Nektarios N. Tavernarakis (Greek: Νεκτάριος Ν. Ταβερναράκης) is a bioscientist, who studies Ageing, Cell death, and Neurodegeneration. He is currently Professor of Molecular Systems Biology at the Medical School of the University of Crete, and the Chairman of the Board of Directors at the Foundation for Research and Technology, in Heraklion, Crete, Greece.  He is also the founder and first Director of the Graduate Program in Bioinformatics of the University of Crete Medical School, and has served as Director of the Institute of Molecular Biology and Biotechnology, where he is heading the Neurogenetics and Ageing laboratory. He was elected Vice President of the European Research Council (ERC) in 2020, and Chairman of the European Institute of Innovation and Technology (EIT) Governing Board and Executive Committee in 2022.

Biographical information 
Nektarios Tavernarakis completed his undergraduate studies at the Department of Biology of the Aristotle University, in Thessaloniki, Greece, and obtained his PhD degree from the Department of Biology of the University of Crete, in Heraklion, Greece. He trained as a postdoctoral researcher at the Department of Molecular Biology & Biochemistry of Rutgers University in New Jersey, USA. He has made notable contributions relevant to cell death, neurodegeneration and ageing, documented in the scientific literature.

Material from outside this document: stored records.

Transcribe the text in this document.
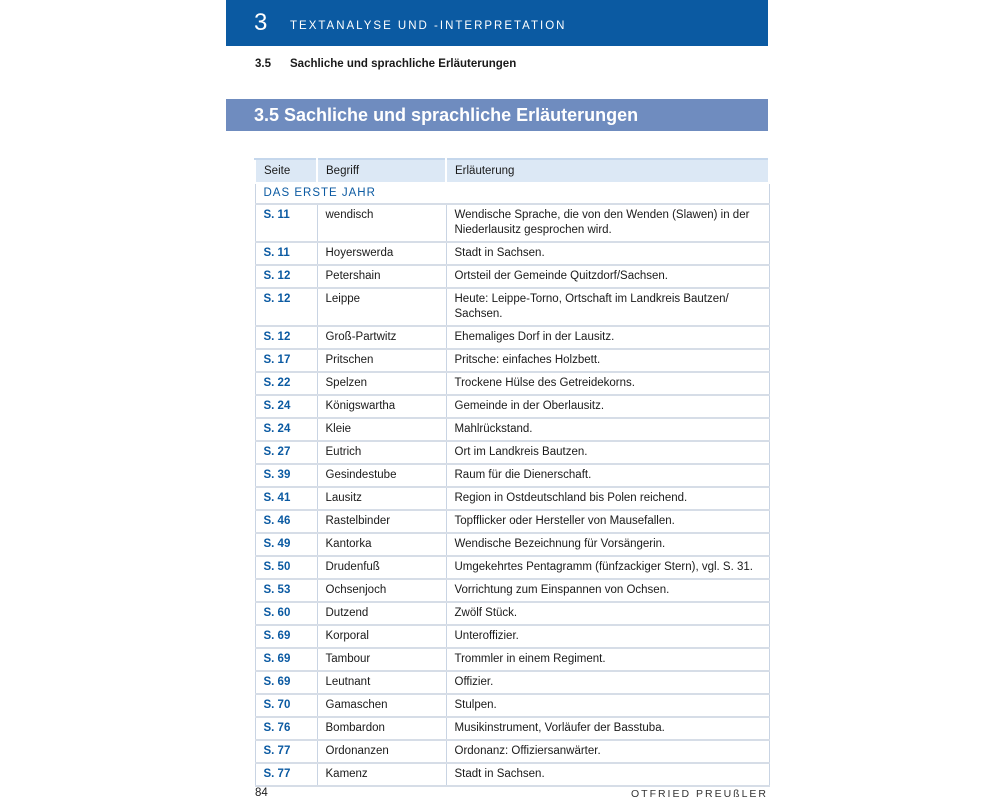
3 TEXTANALYSE UND -INTERPRETATION
3.5 Sachliche und sprachliche Erläuterungen
3.5 Sachliche und sprachliche Erläuterungen
Seite	Begriff	Erläuterung
DAS ERSTE JAHR		
S. 11	wendisch	Wendische Sprache, die von den Wenden (Slawen) in der Niederlausitz gesprochen wird.
S. 11	Hoyerswerda	Stadt in Sachsen.
S. 12	Petershain	Ortsteil der Gemeinde Quitzdorf/Sachsen.
S. 12	Leippe	Heute: Leippe-Torno, Ortschaft im Landkreis Bautzen/ Sachsen.
S. 12	Groß-Partwitz	Ehemaliges Dorf in der Lausitz.
S. 17	Pritschen	Pritsche: einfaches Holzbett.
S. 22	Spelzen	Trockene Hülse des Getreidekorns.
S. 24	Königswartha	Gemeinde in der Oberlausitz.
S. 24	Kleie	Mahlrückstand.
S. 27	Eutrich	Ort im Landkreis Bautzen.
S. 39	Gesindestube	Raum für die Dienerschaft.
S. 41	Lausitz	Region in Ostdeutschland bis Polen reichend.
S. 46	Rastelbinder	Topfflicker oder Hersteller von Mausefallen.
S. 49	Kantorka	Wendische Bezeichnung für Vorsängerin.
S. 50	Drudenfuß	Umgekehrtes Pentagramm (fünfzackiger Stern), vgl. S. 31.
S. 53	Ochsenjoch	Vorrichtung zum Einspannen von Ochsen.
S. 60	Dutzend	Zwölf Stück.
S. 69	Korporal	Unteroffizier.
S. 69	Tambour	Trommler in einem Regiment.
S. 69	Leutnant	Offizier.
S. 70	Gamaschen	Stulpen.
S. 76	Bombardon	Musikinstrument, Vorläufer der Basstuba.
S. 77	Ordonanzen	Ordonanz: Offiziersanwärter.
S. 77	Kamenz	Stadt in Sachsen.
84	OTFRIED PREUßLER
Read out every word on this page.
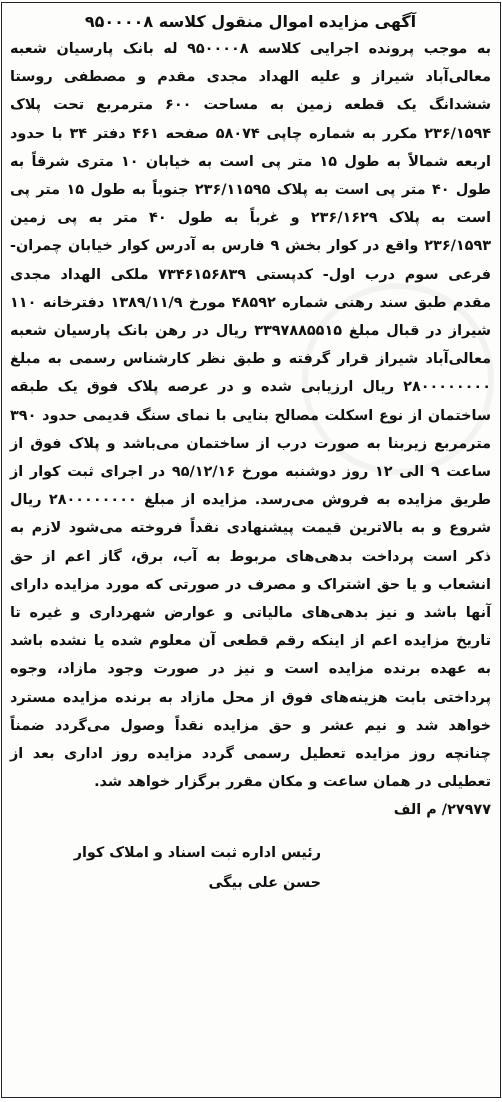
آگهی مزایده اموال منقول کلاسه ۹۵۰۰۰۰۸

به موجب پرونده اجرایی کلاسه ۹۵۰۰۰۰۸ له بانک پارسیان شعبه معالی‌آباد شیراز و علیه الهداد مجدی مقدم و مصطفی روستا ششدانگ یک قطعه زمین به مساحت ۶۰۰ مترمربع تحت پلاک ۲۳۶/۱۵۹۴ مکرر به شماره چاپی ۵۸۰۷۴ صفحه ۴۶۱ دفتر ۳۴ با حدود اربعه شمالاً به طول ۱۵ متر پی است به خیابان ۱۰ متری شرقاً به طول ۴۰ متر پی است به پلاک ۲۳۶/۱۱۵۹۵ جنوباً به طول ۱۵ متر پی است به پلاک ۲۳۶/۱۶۲۹ و غرباً به طول ۴۰ متر به پی زمین ۲۳۶/۱۵۹۳ واقع در کوار بخش ۹ فارس به آدرس کوار خیابان چمران- فرعی سوم درب اول- کدپستی ۷۳۴۶۱۵۶۸۳۹ ملکی الهداد مجدی مقدم طبق سند رهنی شماره ۴۸۵۹۲ مورخ ۱۳۸۹/۱۱/۹ دفترخانه ۱۱۰ شیراز در قبال مبلغ ۳۳۹۷۸۸۵۵۱۵ ریال در رهن بانک پارسیان شعبه معالی‌آباد شیراز قرار گرفته و طبق نظر کارشناس رسمی به مبلغ ۲۸۰۰۰۰۰۰۰۰ ریال ارزیابی شده و در عرصه پلاک فوق یک طبقه ساختمان از نوع اسکلت مصالح بنایی با نمای سنگ قدیمی حدود ۳۹۰ مترمربع زیربنا به صورت درب از ساختمان می‌باشد و پلاک فوق از ساعت ۹ الی ۱۲ روز دوشنبه مورخ ۹۵/۱۲/۱۶ در اجرای ثبت کوار از طریق مزایده به فروش می‌رسد. مزایده از مبلغ ۲۸۰۰۰۰۰۰۰۰ ریال شروع و به بالاترین قیمت پیشنهادی نقداً فروخته می‌شود لازم به ذکر است پرداخت بدهی‌های مربوط به آب، برق، گاز اعم از حق انشعاب و یا حق اشتراک و مصرف در صورتی که مورد مزایده دارای آنها باشد و نیز بدهی‌های مالیاتی و عوارض شهرداری و غیره تا تاریخ مزایده اعم از اینکه رقم قطعی آن معلوم شده یا نشده باشد به عهده برنده مزایده است و نیز در صورت وجود مازاد، وجوه پرداختی بابت هزینه‌های فوق از محل مازاد به برنده مزایده مسترد خواهد شد و نیم عشر و حق مزایده نقداً وصول می‌گردد ضمناً چنانچه روز مزایده تعطیل رسمی گردد مزایده روز اداری بعد از تعطیلی در همان ساعت و مکان مقرر برگزار خواهد شد.

۲۷۹۷۷/ م الف

رئیس اداره ثبت اسناد و املاک کوار
حسن علی بیگی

In 2020, Nektarios Tavernarakis was elected Vice President of the European Research Council (ERC), and in 2022, he became Chairman of the European Institute of Innovation and Technology (EIT) Governing Board, He is a member of the European Molecular Biology Organization (EMBO), Academia Europaea and the European Academy of Sciences and Arts. He is also a corresponding member of the Academy of Athens.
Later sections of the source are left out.